No es éste un destino fatal que escribe una Naturaleza despiadada y cruel. Mucho menos es un desastre querido por Dios para castigarnos o para ponernos a prueba. Dios no es un verdugo, es Madre y es Padre. Y somos nosotros quienes,
con nuestras manos, con buena o mala letra, escribimos el libreto de nuestras vidas, nuestro destino. Lo ocurrido es, ciertamente, un desastre natural, porque somos partes de la Naturaleza, con capacidad de cuidarla o de dañarla.
Con capacidad ella de responder a nuestros agravios o a nuestra compasión.
Lo que hemos visto ahora es, sobre todo, un desastre socialmente provocado. Nuevamente queda al desnudo la vulnerabilidad de nuestros países, lo que ha hecho de ellos una clase política insensible, indolente, irresponsable y carente de previsión. El caótico ordenamiento territorial, la deforestación en función del tráfico maderero o de carreteras al servicio de proyectos transnacionales, la construcción de áreas comerciales a expensas de los espacios verdes, la falta de inversión social y de planificación en las zonas donde los más pobres se apiñan en inseguros guettos, el cortoplacismo desbocado y la voracidad del capital, hacen más trágicas las consecuencias de las lluvias y de los vientos. Esto es un desastre humano, en el que los humanos con más poder tienen la mayor responsabilidad. Esto es un desastre social resultado del desprecio por la vida de los más pobres y del aprecio desmedido por el dinero, esencia del modelo económico y de la filosofía de los grupos dominantes en nuestra región.
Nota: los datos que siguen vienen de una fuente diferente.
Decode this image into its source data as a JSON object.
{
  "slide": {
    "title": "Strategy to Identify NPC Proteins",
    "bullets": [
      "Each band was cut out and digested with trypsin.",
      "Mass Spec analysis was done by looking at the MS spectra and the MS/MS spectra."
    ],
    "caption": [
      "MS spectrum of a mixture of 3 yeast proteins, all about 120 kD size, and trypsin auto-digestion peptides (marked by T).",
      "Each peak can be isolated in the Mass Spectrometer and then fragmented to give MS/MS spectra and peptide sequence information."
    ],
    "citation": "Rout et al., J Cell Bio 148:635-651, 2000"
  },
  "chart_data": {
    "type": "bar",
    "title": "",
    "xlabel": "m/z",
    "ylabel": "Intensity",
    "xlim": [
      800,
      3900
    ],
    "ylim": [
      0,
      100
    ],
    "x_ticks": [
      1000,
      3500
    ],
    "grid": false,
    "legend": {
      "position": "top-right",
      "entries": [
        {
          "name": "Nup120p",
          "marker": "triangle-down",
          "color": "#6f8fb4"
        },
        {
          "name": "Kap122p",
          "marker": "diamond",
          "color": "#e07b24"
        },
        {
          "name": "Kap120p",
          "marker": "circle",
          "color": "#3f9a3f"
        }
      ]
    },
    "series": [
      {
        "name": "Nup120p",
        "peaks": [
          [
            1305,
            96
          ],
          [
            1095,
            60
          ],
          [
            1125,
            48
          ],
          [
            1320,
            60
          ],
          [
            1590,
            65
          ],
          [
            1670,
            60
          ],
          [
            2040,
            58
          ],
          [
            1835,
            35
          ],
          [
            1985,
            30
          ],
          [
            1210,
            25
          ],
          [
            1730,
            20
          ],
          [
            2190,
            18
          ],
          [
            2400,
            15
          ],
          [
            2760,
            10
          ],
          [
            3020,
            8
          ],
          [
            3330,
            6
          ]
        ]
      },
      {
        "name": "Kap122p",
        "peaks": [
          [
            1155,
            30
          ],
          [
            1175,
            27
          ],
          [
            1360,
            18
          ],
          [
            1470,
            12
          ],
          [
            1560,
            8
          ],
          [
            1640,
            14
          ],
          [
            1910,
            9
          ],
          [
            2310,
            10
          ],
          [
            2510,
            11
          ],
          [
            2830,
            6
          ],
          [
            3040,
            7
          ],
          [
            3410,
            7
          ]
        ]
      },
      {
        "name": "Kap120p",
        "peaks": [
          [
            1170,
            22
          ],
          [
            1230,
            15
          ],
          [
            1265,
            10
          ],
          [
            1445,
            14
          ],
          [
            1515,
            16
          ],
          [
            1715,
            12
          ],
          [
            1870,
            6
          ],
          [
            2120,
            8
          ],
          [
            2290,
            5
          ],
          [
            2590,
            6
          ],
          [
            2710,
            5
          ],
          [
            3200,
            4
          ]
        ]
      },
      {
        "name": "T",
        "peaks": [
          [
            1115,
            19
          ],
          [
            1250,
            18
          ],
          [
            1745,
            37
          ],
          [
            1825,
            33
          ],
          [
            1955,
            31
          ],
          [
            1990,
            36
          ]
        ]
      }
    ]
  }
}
Junto a las orillas del lago Atitlán, uno de los rincones más fascinantes de Centroamérica, donde la belleza duele de tan intensa, uno de los puntos donde la tragedia ha sido mayor y duele más, nos sentamos a llorar por vos, Centroamérica. Y nos comprometemos a secarnos las lágrimas para seguir luchando, con ideas y con palabras, por hacer de nuestras naciones sociedades más amigas de la Naturaleza, más socialmente justas y más humanamente felices.